Two objects can't coexist in the same place at the same time. If you and I drive through the same intersection at the same time, our cars will go bonk. That's why we have traffic lights. I sat at a traffic light a couple saturdays ago. Distracted, I saw it a flash of green and I started off into the empty intersection. The blast of a car horn roused me and I saw that the green was the LEFT TURN ARROW. The light in my lane was red. Mortified, I realized that I should have had a car crash, but it was only mercy that spared me.

Mercy tells me that God is good. I see mercy as those remarkable times when circumstances should crush us, but they work out much better than anyone deserves. Why is mercy remarkable instead of customary? If it is customary, it's law and law is not mercy.

Theodicy is always the lame attempt to defend God or vindicate his reputation. I think that's a bad idea. God can defend himself much more ably than I could. I hope nobody thought this was what I was trying to do just now.

2 comments:

Aron said...

If mercy breaks the law, is it mercy? or lawlessness?

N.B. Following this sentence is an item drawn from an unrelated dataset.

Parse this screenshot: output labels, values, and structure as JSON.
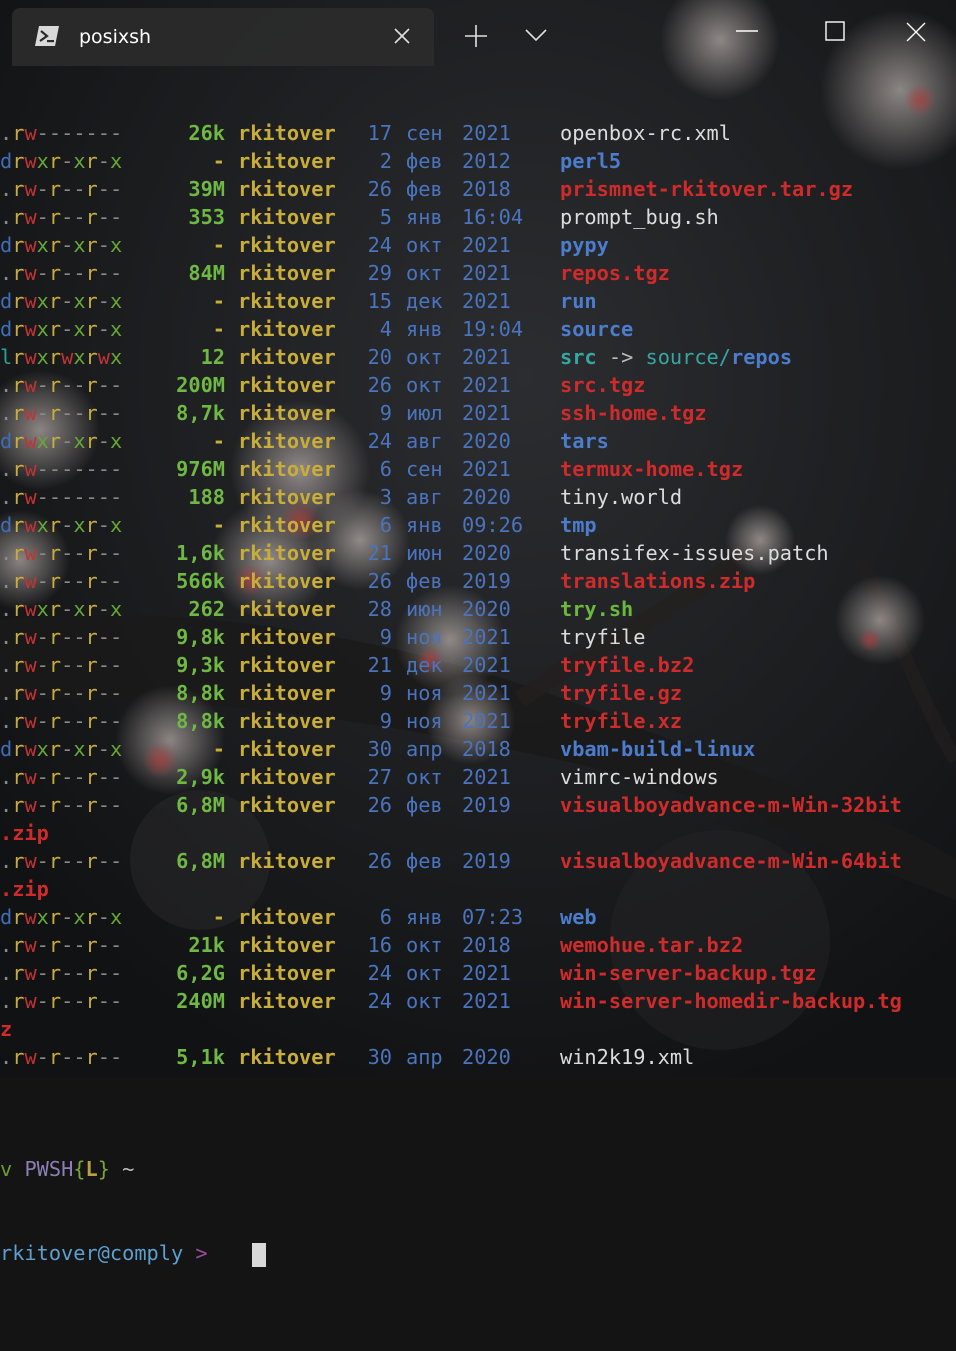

... just a little sophistry.

Steve Poling said...

This is an excellent observation. How is mercy administered? In God's case, the only thing God cannot do is break his own law. This causes the remarkable business of substitutionary atonement, where God in Christ on the Cross satisfies the demands of justice in my stead. And God imputes the righteousness of Christ to my account.

Christianity has wired into it all these unexpected solutions to philosophical problems. It reminds me of when I'm playing my very best chess. I make a move and afterwards realize it was a lot better than I first imagined.

Sometimes the answer to a problem weakens a system. It gets bolted onto the system like a kludge. But Christianity has these unexpected answers that strengthen it and show us how superficial our previous understanding was and how much more robust the system becomes as we better understand it.